How loud is a heat pump?

Modern R290 units span about 35–46 dB(A) at 1 metre on published sound-pressure tables (Samsung Quiet Mode 35 dB(A); Vaillant aroTHERM plus 5 kW 46 dB(A)). That is quieter than most fridge/freezer noise in the same room and, with sensible siting, normally clears the MCS acoustic check at the neighbour's window. Indoors you will not hear it from another room.

Do I need planning permission for a heat pump?

Most installations qualify for permitted development as long as the unit is more than 1m from the property boundary, sits below 1.7m³ in volume, and meets the MCS 020 noise calculation. Listed buildings and conservation areas have stricter rules. The full conditions are on the gov.uk guidance page. The MCS survey checks the rules against your property and applies for any consent that is needed.
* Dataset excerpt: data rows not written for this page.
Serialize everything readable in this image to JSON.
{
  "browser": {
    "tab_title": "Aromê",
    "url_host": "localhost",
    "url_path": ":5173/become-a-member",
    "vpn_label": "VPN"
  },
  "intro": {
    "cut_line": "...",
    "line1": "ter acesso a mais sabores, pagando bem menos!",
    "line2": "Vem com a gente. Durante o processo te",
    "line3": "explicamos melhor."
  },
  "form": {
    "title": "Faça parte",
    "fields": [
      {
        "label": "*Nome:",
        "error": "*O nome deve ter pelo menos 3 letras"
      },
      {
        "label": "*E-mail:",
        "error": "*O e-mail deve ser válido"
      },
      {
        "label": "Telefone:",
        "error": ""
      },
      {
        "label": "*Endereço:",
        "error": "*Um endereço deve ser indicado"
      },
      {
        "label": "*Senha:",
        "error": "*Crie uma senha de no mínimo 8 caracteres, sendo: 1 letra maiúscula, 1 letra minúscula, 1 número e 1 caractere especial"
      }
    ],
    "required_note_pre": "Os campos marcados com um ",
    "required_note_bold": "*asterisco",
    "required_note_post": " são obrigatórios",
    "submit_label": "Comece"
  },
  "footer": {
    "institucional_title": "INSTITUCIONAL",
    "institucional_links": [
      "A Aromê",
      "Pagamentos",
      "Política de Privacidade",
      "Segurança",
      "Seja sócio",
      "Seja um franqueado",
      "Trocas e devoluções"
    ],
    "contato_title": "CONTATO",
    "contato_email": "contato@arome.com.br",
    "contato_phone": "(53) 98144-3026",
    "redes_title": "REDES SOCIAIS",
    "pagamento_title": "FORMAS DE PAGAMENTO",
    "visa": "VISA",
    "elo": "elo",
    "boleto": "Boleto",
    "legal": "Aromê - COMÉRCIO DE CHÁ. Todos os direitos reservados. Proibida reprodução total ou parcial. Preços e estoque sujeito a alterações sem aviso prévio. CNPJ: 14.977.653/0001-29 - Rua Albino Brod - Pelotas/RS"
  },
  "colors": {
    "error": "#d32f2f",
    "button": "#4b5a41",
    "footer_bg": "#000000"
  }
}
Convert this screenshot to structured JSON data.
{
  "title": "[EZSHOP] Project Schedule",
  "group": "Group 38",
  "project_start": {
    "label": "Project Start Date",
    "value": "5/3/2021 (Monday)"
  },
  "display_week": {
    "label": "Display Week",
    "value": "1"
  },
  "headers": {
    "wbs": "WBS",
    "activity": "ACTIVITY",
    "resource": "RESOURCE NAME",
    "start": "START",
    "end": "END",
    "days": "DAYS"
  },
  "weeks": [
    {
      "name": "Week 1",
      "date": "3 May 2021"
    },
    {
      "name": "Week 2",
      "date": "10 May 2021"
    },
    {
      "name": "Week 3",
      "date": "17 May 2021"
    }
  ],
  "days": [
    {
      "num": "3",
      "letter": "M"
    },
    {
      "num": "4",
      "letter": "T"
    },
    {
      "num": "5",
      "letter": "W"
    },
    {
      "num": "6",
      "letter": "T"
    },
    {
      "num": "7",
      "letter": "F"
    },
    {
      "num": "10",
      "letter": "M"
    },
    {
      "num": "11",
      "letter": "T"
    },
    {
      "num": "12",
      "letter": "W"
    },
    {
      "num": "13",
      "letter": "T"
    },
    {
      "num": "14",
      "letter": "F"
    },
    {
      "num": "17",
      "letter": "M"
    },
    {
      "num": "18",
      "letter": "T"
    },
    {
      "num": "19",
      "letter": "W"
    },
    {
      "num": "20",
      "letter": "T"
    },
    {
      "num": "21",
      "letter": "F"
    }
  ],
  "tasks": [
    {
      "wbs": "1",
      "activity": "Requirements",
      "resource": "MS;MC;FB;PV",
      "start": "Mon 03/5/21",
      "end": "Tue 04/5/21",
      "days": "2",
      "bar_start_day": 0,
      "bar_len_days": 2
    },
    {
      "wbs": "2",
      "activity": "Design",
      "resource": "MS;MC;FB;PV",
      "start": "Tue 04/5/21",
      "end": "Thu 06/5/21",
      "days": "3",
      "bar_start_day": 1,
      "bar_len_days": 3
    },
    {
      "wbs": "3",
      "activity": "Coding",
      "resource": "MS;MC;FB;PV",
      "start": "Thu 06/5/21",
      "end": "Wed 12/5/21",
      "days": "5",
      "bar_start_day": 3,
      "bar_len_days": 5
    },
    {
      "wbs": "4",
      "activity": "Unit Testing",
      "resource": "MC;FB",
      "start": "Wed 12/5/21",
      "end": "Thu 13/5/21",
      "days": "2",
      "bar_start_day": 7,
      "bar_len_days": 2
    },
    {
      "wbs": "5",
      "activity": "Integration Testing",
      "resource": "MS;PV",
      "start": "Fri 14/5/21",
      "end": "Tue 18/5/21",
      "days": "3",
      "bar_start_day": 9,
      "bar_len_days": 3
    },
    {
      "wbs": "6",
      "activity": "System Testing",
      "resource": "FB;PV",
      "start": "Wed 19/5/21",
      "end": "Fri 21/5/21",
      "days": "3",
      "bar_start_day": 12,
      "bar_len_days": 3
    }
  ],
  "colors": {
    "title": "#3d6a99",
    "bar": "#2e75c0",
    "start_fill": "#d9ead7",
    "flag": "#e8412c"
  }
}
What grants are available for heat pumps in 2026?

The Boiler Upgrade Scheme (BUS) pays up to £7,500 off the install when your property and installer meet the published rules. Heat pump installations are zero-rated for VAT until March 2027. UKEM applies for the BUS grant on the homeowner's behalf as part of the install. Scotland uses Home Energy Scotland instead of BUS; the principle is similar, the application route is different.